D’ailleurs, dans son dernier bulletin publié jeudi, le FMI considère que les subventions de la région MENA (Moye-Orient et Afrique du Nord) sont omniprésentes, coûteuses et inefficaces.
« Le poids budgétaire des subventions est devenu insupportable, et c’est ce qui a déclenché les réformes dans des pays importateurs de pétrole dont la Tunisie en particulier,  des pays qui se sont attachés à relever progressivement les prix des carburants et les tarifs de l’électricité et ont mis en place des mécanismes d’ajustement automatique des prix pour dépolitiser le processus », note le bulletin du FMI. Ainsi la tendance haussière des prix de l’énergie et de l’électricité se poursuivra en Tunisie, laquelle s’engage méthodiquement sur la bonne voie des réformes des subventions selon le FMI
De toutes les manières et en attendant un consensus mettant un terme au problème demeuré jusque là insoluble de la réforme des subventions et la réforme fiscale en Tunisie, la LFC 2014 présente des  solutions d’urgence à même de combler le déficit budgétaire. Mis à part les mesures visant à lutter contre la contrebande, le commerce parallèle et l’évasion fiscale, des mesures quoique controversées, « la LFC est dénuée de réformes de fond, des réformes stratégiques  lançant les bases d’un nouveau modèle économique», pensent les experts.
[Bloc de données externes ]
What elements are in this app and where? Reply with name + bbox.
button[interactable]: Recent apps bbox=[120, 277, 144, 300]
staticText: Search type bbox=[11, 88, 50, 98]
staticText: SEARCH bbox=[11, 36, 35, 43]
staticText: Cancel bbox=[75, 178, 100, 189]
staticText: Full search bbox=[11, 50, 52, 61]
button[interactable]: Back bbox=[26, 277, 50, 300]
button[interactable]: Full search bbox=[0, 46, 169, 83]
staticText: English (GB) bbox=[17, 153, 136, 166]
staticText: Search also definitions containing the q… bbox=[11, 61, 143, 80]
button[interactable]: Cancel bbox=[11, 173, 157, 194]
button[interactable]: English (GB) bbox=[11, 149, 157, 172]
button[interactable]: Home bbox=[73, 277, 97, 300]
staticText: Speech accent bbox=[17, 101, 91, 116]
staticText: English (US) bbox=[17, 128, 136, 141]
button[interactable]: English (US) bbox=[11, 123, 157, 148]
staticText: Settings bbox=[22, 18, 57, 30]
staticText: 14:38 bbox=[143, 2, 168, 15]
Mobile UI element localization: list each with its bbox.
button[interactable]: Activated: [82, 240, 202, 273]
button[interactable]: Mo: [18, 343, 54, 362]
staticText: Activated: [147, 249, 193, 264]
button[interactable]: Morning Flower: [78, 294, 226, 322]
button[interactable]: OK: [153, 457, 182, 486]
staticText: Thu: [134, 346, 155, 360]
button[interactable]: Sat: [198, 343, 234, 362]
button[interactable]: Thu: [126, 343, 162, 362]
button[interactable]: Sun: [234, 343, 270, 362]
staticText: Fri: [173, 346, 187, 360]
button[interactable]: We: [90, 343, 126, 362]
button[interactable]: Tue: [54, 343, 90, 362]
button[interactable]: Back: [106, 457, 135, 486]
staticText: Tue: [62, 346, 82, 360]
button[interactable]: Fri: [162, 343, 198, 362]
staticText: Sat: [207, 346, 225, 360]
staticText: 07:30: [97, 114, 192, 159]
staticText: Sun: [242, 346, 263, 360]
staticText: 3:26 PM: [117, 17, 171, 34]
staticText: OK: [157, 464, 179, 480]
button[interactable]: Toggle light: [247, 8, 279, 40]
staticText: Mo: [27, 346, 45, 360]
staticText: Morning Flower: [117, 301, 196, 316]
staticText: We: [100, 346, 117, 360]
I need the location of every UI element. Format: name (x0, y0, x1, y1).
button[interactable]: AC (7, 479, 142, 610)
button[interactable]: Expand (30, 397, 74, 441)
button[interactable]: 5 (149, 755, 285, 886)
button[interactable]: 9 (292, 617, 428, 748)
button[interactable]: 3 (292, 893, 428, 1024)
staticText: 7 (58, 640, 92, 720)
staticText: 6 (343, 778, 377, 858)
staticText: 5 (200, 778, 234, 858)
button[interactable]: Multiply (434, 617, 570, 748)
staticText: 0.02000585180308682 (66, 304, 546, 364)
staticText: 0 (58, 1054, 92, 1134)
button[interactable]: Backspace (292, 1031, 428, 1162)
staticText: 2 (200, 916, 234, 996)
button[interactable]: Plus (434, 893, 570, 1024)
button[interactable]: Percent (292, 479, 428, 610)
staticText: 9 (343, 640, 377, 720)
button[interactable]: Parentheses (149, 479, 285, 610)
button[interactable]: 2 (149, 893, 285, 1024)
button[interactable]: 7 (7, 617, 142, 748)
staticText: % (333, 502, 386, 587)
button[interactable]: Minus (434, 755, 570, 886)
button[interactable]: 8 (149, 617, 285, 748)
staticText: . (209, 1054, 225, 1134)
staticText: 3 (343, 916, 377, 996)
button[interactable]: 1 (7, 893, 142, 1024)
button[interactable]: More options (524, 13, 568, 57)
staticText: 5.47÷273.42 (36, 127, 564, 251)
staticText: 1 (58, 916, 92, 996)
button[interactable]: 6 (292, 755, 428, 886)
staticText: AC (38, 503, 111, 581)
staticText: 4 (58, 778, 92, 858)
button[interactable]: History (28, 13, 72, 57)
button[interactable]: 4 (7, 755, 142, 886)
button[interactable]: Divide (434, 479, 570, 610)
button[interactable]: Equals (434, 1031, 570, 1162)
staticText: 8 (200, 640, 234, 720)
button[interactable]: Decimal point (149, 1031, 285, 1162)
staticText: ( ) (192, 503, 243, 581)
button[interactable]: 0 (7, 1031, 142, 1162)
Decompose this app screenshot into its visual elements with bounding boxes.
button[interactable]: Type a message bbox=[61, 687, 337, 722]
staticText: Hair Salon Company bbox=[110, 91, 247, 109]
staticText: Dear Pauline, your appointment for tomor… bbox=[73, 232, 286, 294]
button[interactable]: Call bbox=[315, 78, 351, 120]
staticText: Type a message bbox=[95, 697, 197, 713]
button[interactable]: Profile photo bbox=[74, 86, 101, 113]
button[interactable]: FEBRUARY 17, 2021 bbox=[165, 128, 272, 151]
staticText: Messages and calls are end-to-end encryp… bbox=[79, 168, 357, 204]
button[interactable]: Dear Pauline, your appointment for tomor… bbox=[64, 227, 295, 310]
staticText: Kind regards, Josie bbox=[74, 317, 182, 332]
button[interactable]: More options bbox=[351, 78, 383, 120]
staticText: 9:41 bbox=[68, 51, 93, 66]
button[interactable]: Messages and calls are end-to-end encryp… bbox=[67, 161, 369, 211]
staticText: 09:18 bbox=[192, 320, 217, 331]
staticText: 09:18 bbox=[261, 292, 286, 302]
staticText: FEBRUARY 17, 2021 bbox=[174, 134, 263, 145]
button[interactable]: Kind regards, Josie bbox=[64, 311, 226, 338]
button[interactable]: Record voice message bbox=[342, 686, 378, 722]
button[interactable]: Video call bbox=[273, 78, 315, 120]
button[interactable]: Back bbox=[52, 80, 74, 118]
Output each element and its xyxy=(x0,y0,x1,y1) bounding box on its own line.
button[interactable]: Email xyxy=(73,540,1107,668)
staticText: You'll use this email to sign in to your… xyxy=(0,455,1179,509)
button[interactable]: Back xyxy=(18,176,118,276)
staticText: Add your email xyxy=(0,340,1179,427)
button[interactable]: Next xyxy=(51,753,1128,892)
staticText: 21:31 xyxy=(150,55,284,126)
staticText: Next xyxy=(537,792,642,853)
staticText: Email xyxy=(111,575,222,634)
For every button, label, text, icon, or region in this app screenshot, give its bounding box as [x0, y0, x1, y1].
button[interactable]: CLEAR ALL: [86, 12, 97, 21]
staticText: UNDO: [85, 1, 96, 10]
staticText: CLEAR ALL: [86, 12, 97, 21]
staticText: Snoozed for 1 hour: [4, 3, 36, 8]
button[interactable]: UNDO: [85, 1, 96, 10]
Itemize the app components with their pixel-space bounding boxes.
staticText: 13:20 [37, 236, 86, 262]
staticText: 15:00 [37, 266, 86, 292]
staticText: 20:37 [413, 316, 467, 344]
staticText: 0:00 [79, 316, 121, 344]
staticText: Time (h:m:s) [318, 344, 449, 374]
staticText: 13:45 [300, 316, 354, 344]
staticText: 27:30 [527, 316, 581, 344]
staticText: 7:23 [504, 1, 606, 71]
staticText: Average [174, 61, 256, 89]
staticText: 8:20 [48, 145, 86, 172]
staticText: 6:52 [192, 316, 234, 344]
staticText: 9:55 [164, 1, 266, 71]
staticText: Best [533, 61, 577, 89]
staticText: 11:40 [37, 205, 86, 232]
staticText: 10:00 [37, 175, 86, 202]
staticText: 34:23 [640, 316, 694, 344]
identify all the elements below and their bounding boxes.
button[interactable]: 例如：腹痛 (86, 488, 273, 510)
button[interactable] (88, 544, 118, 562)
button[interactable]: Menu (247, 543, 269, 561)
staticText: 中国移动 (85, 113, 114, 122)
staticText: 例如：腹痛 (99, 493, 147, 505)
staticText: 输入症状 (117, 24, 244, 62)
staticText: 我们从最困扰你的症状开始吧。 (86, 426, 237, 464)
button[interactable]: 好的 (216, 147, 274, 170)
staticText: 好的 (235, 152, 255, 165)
Par ailleurs et toujours dans l’objectif de mobiliser davantage de ressources, Hakim Ben Hammouda, ministre de l’Economie et des Finances  a annoncé que le gouvernement envisage d’émettre des sukuks d’un montant situé entre de 180 et  300 millions de dinars en 2014  et qu’il étudie la possibilité de présenter des autoroutes en tant que garantie en nature exigée pour l'émission de ces obligations islamiques. Après avoir renoncé aux sukuks islamiques, le gouvernement semble se raviser sur ses pas. C’est dire que les tractations et arbitrages  ne sont pas au bout de leur fin.